|Reid, Michael - DEPT PLANT SCI, UC DAVIS|
|Chen, Jen-Chih - DEPT PLANT SCI, UC DAVIS|
Submitted to: Book Chapter
Publication Type: Book / Chapter
Publication Acceptance Date: December 11, 2008
Publication Date: January 1, 2009
Citation: Reid, M.S., Chen, J., Jiang, C. (2009) VIRUS-INDUCED GENE SILENCING FOR FUNCTIONAL CHARACTERIZATION OF GENES IN PETUNIA. In Petunia: Evolutionary, Developmental and Physiological Genetics. T. Gerats ed. Springer, New York, pp381-394. Technical Abstract: Although functional analysis of genes can be readily carried out in Petunia using standard transformation/regeneration techniques, this process is time- and labor-consuming. High throughput analysis of gene knockout has been made possible by the use of Virus-Induced Gene Silencing; fragments of target plant genes are included in the genome of a viral vector, and the plant silences them as part of its viral defense mechanism. In petunia, we use a modified tobacco rattle virus (TRV) vector for VIGS. The TRV RNA2 vector includes a multiple cloning site into which we can insert fragments of target genes.
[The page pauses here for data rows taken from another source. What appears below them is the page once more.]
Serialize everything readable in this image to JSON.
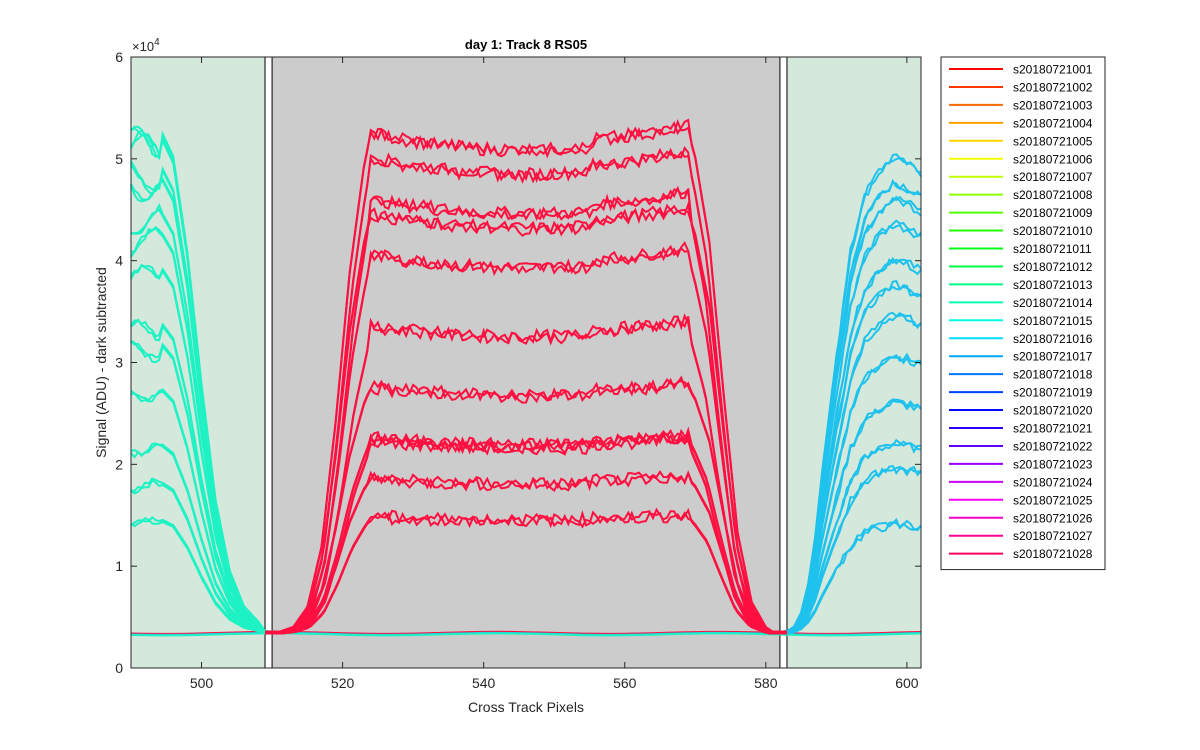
{
  "chart_data": {
    "type": "line",
    "title": "day 1: Track 8  RS05",
    "xlabel": "Cross Track Pixels",
    "ylabel": "Signal (ADU) - dark subtracted",
    "y_exponent_label": "×10",
    "y_exponent_power": "4",
    "xlim": [
      490,
      602
    ],
    "ylim": [
      0,
      6
    ],
    "x_ticks": [
      500,
      520,
      540,
      560,
      580,
      600
    ],
    "y_ticks": [
      0,
      1,
      2,
      3,
      4,
      5,
      6
    ],
    "y_tick_labels": [
      "0",
      "1",
      "2",
      "3",
      "4",
      "5",
      "6"
    ],
    "x_tick_labels": [
      "500",
      "520",
      "540",
      "560",
      "580",
      "600"
    ],
    "background": "#ffffff",
    "regions": [
      {
        "x0": 490,
        "x1": 509,
        "color": "#d5e8dc"
      },
      {
        "x0": 510,
        "x1": 582,
        "color": "#cccccc"
      },
      {
        "x0": 583,
        "x1": 602,
        "color": "#d5e8dc"
      }
    ],
    "markers": [
      {
        "x0": 509,
        "x1": 510
      },
      {
        "x0": 582,
        "x1": 583
      }
    ],
    "baseline": 0.34,
    "left_channel": {
      "color": "#1ef2c4",
      "x_start": 490,
      "plateau_end": 494,
      "decay_x": [
        494,
        496,
        498,
        500,
        502,
        504,
        506,
        508,
        509
      ],
      "decay_frac": [
        1.0,
        0.94,
        0.75,
        0.49,
        0.26,
        0.12,
        0.05,
        0.02,
        0.0
      ],
      "peaks": [
        5.25,
        5.3,
        4.95,
        4.85,
        4.5,
        4.3,
        3.95,
        3.4,
        3.2,
        2.75,
        2.2,
        1.82,
        1.45
      ]
    },
    "right_channel": {
      "color": "#1ec2ec",
      "x_end": 602,
      "rise_x": [
        583,
        584,
        585,
        586,
        587,
        588,
        590,
        592,
        594,
        596,
        598,
        600,
        602
      ],
      "rise_frac": [
        0.0,
        0.01,
        0.04,
        0.1,
        0.2,
        0.34,
        0.58,
        0.8,
        0.92,
        0.97,
        1.0,
        0.99,
        0.97
      ],
      "peaks": [
        5.0,
        4.75,
        4.6,
        4.35,
        4.0,
        3.75,
        3.45,
        3.05,
        2.6,
        2.2,
        1.95,
        1.4
      ]
    },
    "center_channel": {
      "color": "#ff1040",
      "rise_x": [
        511,
        513,
        515,
        517,
        519,
        521,
        523,
        524
      ],
      "rise_frac": [
        0.0,
        0.01,
        0.05,
        0.17,
        0.42,
        0.72,
        0.93,
        1.0
      ],
      "fall_x": [
        569,
        570,
        572,
        574,
        576,
        578,
        580,
        581
      ],
      "fall_frac": [
        1.0,
        0.95,
        0.78,
        0.48,
        0.2,
        0.06,
        0.01,
        0.0
      ],
      "levels": [
        5.25,
        5.0,
        4.6,
        4.45,
        4.05,
        3.35,
        2.75,
        2.25,
        2.22,
        1.85,
        1.48
      ],
      "sag": 0.035
    },
    "series": [
      {
        "name": "s20180721001",
        "color": "#ff0000"
      },
      {
        "name": "s20180721002",
        "color": "#ff3500"
      },
      {
        "name": "s20180721003",
        "color": "#ff6a00"
      },
      {
        "name": "s20180721004",
        "color": "#ffa000"
      },
      {
        "name": "s20180721005",
        "color": "#ffd500"
      },
      {
        "name": "s20180721006",
        "color": "#f5ff00"
      },
      {
        "name": "s20180721007",
        "color": "#c0ff00"
      },
      {
        "name": "s20180721008",
        "color": "#8aff00"
      },
      {
        "name": "s20180721009",
        "color": "#55ff00"
      },
      {
        "name": "s20180721010",
        "color": "#20ff00"
      },
      {
        "name": "s20180721011",
        "color": "#00ff15"
      },
      {
        "name": "s20180721012",
        "color": "#00ff4a"
      },
      {
        "name": "s20180721013",
        "color": "#00ff80"
      },
      {
        "name": "s20180721014",
        "color": "#00ffb5"
      },
      {
        "name": "s20180721015",
        "color": "#00ffea"
      },
      {
        "name": "s20180721016",
        "color": "#00dfff"
      },
      {
        "name": "s20180721017",
        "color": "#00aaff"
      },
      {
        "name": "s20180721018",
        "color": "#0075ff"
      },
      {
        "name": "s20180721019",
        "color": "#0040ff"
      },
      {
        "name": "s20180721020",
        "color": "#000aff"
      },
      {
        "name": "s20180721021",
        "color": "#2a00ff"
      },
      {
        "name": "s20180721022",
        "color": "#6000ff"
      },
      {
        "name": "s20180721023",
        "color": "#9500ff"
      },
      {
        "name": "s20180721024",
        "color": "#ca00ff"
      },
      {
        "name": "s20180721025",
        "color": "#ff00ff"
      },
      {
        "name": "s20180721026",
        "color": "#ff00ca"
      },
      {
        "name": "s20180721027",
        "color": "#ff0095"
      },
      {
        "name": "s20180721028",
        "color": "#ff0060"
      }
    ],
    "legend_position": "outside-right",
    "grid": false
  }
}
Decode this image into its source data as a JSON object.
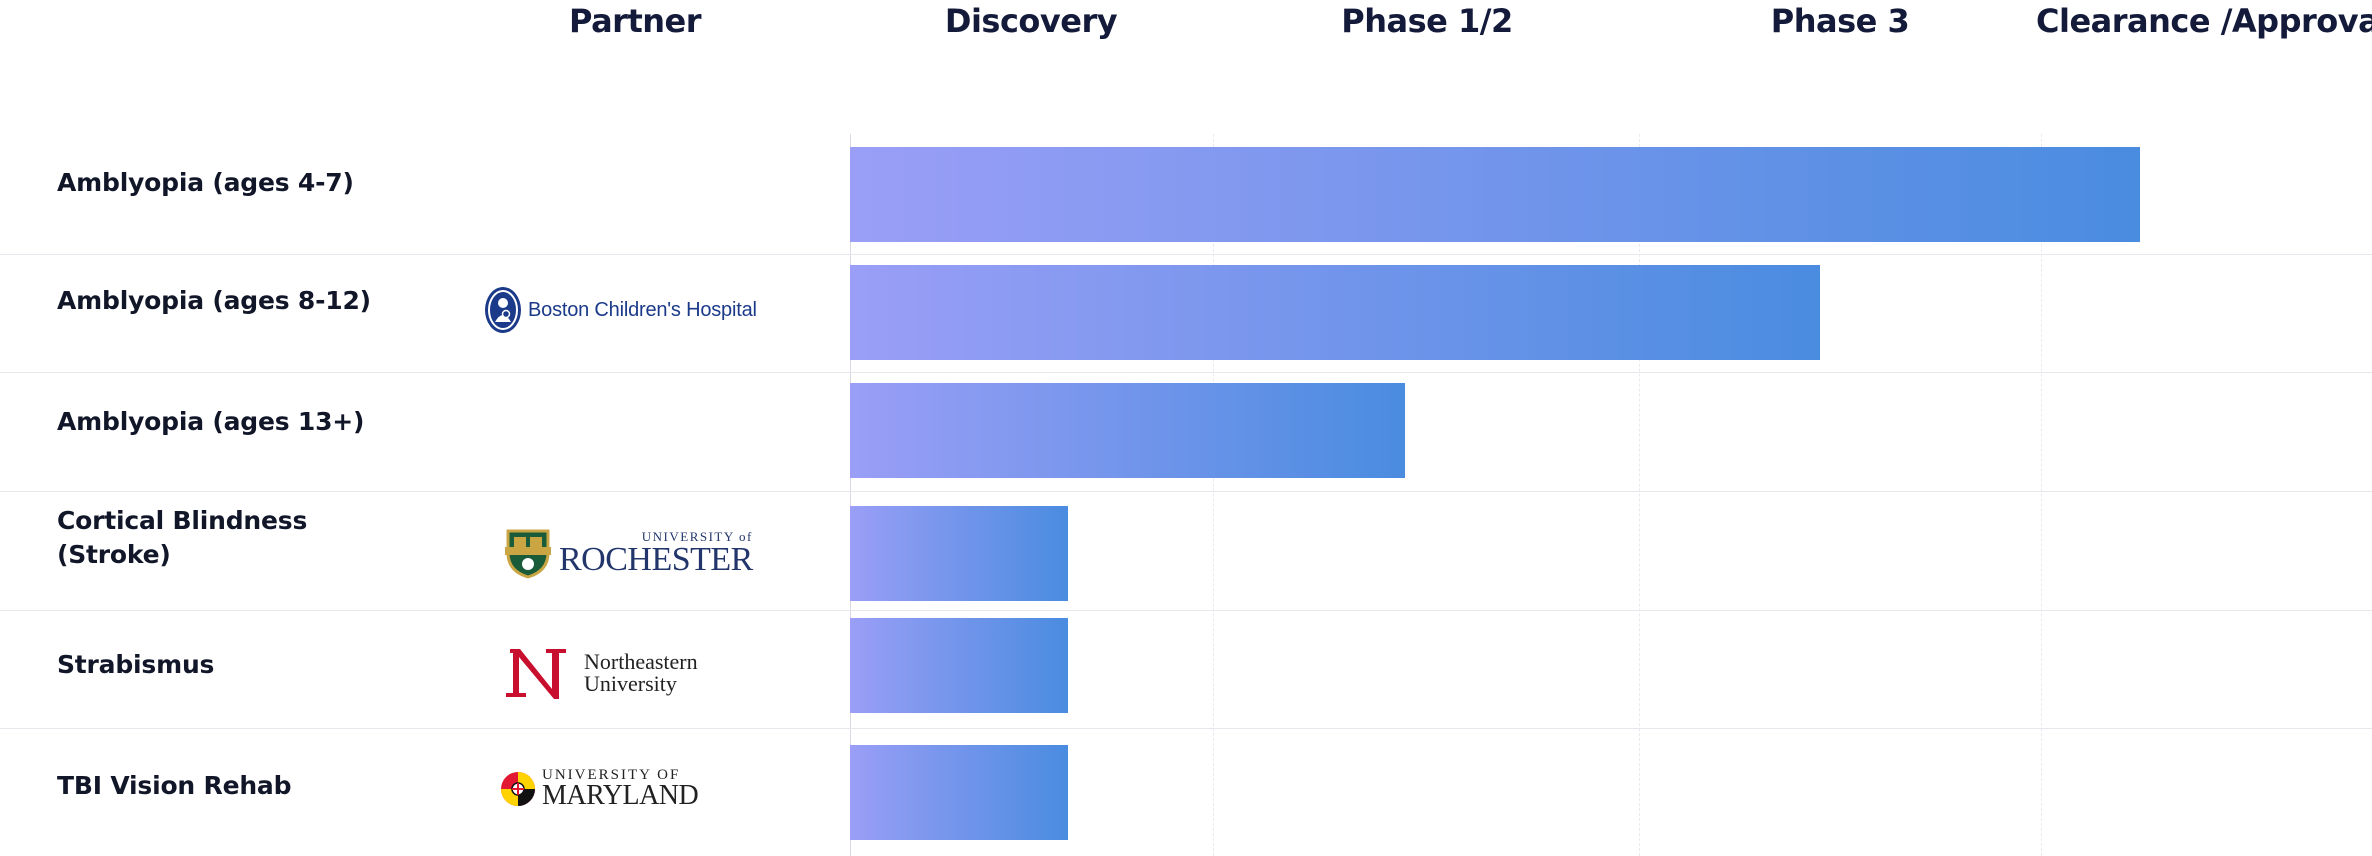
{
  "chart_data": {
    "type": "bar",
    "orientation": "horizontal",
    "title": "",
    "stages": [
      "Partner",
      "Discovery",
      "Phase 1/2",
      "Phase 3",
      "Clearance /Approval"
    ],
    "categories": [
      "Amblyopia (ages 4-7)",
      "Amblyopia (ages 8-12)",
      "Amblyopia (ages 13+)",
      "Cortical Blindness\n(Stroke)",
      "Strabismus",
      "TBI Vision Rehab"
    ],
    "values": [
      3.3,
      2.45,
      1.45,
      0.6,
      0.6,
      0.6
    ],
    "value_unit": "development stage (0 = start of Discovery, 1 = end of Discovery, 2 = end of Phase 1/2, 3 = end of Phase 3, 4 = end of Clearance /Approval)",
    "xlim": [
      0,
      4
    ],
    "grid": true,
    "legend": "none",
    "partners": [
      {
        "indication": "Amblyopia (ages 4-7)",
        "logo": ""
      },
      {
        "indication": "Amblyopia (ages 8-12)",
        "logo": "boston-childrens-hospital-logo",
        "text": "Boston Children's Hospital"
      },
      {
        "indication": "Amblyopia (ages 13+)",
        "logo": ""
      },
      {
        "indication": "Cortical Blindness (Stroke)",
        "logo": "university-of-rochester-logo",
        "text_top": "UNIVERSITY of",
        "text_main": "ROCHESTER"
      },
      {
        "indication": "Strabismus",
        "logo": "northeastern-university-logo",
        "text_line1": "Northeastern",
        "text_line2": "University"
      },
      {
        "indication": "TBI Vision Rehab",
        "logo": "university-of-maryland-logo",
        "text_top": "UNIVERSITY OF",
        "text_main": "MARYLAND"
      }
    ],
    "bar_color_start": "#9a9ef6",
    "bar_color_end": "#4a8ce0"
  }
}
Infection typically results in chimeric plants, and it is therefore desirable to have a reporter that can show where target genes have been silenced. Inserting a fragment of the gene encoding phytoene desaturase (PDS) results in a photo-bleaching phenotype where silencing occurs in the leaves. Inserting a fragment of the gene encoding chalcone synthase (CHS) in the viral vector allows us to visualize silencing in floral tissues of purple-flowered petunia cultivars as white patches, sectors or even entire corollas. We have shown that the VIGS system can silence as many as five independent genes at one time. We describe here the methods that we have found to be efficient and effective for VIGS in petunia, and describe some results obtained by silencing a range of genes, including some transcription factors.